Large Parks
Large Parks is the title of a new book edited by Julia Czerniak and George Hargreaves. Large Parks examines what the back cover of the book claims to be “an increasingly hard-to-define landscape type: the urban park.” And urban parks may be hard to define these days because of a disjunct between what we might think of when we think of urban parks versus areas we might not be sure what to call that seem to occur in urban and suburban areas, which are green with remnant natural areas and planted areas, and that may be used more or less actively by surrounding populations.
My idea of an urban park is Van Horne Park in Montreal, named after the entrepreneur who made the transcontinental railway a reality in Canada in the late 1800s. Van Horne Park is a block away from the flat where I spent most of my childhood and across the street from the primary school I attended (which accounts for the rest of my childhood). It is about 2 hectares (5 acres) and consists, or did then, of a baseball diamond, a public open air pool, a large flat turf multipurpose playfield used for football in summer and hockey in winter, a couple of concrete chessboard tables-with-chairs, and enough pedestrian paths paved with asphalt, ornamental borders, and benches to afford a pleasant walk. This was the park in which at the age of six I learned to ride a bicycle. “Hang on!” I yelled to my Dad who gripped the seat as we experimented with my first ride without training wheels. “Hang on!” I yelled as I increased my speed, forcing Dad to run beside. “Hang on!” I yelled as I glanced back at him – only to discover to my amazement, terror, and exultation that he was a small figure in the background and that I was moving fast entirely under my own pedal power and direction…
What is “large”? By a sort of consensus among the essays, the book considers large to be 500 acres (200 hectares) or greater. An accompanying figure compares to scale diagrams of some of the world’s large parks from Sausset (Paris) at 446 acres to Casa de Campo (Madrid) at 7000 acres. “Yet size is not the only question” writes Czerniak in the Introduction “for as important as size is shape with implications for perimeter and interiority.” And in fact how do you compare parks when for example Golden Gate Park (San Francisco) is an elongated rectangle, Stanley Park (Vancouver) is a reasonably rounded shape, and the Emerald Necklace (Boston) is a developed riparian corridor?
What is a “park”, Czerniak then considers in the Introduction. She provides a brief history but leaves the question open. But concluding the brief discussion she writes “Beyond size, the criterion for selection (for discussion in the book) is relevance to urban life”.

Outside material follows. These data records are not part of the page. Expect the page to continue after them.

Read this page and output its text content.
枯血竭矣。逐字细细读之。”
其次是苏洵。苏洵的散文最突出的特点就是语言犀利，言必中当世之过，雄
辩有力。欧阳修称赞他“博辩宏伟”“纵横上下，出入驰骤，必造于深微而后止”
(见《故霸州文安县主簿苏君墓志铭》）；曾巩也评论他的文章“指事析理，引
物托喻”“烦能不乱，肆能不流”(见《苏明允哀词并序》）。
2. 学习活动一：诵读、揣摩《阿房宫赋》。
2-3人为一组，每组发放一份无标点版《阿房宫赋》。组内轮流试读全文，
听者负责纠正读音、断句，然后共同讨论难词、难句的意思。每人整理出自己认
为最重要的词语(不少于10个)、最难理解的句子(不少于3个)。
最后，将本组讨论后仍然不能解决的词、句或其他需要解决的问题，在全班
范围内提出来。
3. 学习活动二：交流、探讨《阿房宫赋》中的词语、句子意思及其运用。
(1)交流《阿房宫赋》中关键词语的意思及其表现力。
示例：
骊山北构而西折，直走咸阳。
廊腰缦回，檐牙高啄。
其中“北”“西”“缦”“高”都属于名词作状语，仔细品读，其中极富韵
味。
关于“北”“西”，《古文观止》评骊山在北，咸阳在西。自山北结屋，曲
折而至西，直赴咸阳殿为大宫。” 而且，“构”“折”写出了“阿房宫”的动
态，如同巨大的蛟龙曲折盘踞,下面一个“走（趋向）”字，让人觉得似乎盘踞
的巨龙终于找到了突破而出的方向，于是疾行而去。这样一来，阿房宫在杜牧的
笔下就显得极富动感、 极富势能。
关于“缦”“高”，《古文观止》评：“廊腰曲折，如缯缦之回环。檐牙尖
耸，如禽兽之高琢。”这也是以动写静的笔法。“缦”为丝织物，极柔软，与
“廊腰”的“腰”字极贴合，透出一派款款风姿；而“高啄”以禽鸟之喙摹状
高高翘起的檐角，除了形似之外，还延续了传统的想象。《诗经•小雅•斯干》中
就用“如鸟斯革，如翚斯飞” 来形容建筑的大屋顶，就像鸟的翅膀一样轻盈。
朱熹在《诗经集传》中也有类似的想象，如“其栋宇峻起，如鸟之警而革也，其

This may be a much more profound criterion than might seem at first – for the simple reason that most people on earth now dwell in cities. In addition rampant urbanization has swallowed and transformed agricultural and wildland areas surrounding new and old cities, so that in North America at least cities no longer have definable boundaries, but peter out far beyond the center of the city in some sluggish urban tracts, all the while incorporating remnant natural areas too difficult to develop for one reason or another (e.g., ravines), or preserved by ownership (e.g., a large estate or a never-built railway right-of-way).
So what the book is really addressing is the interdigitated interface between urbanized areas and areas dominated by ecological processes that nevertheless have strong demands for recreational and other human use programming. And by extension, the book is really addressing the larger human – nature interface, because this urban edge is where all the action takes place.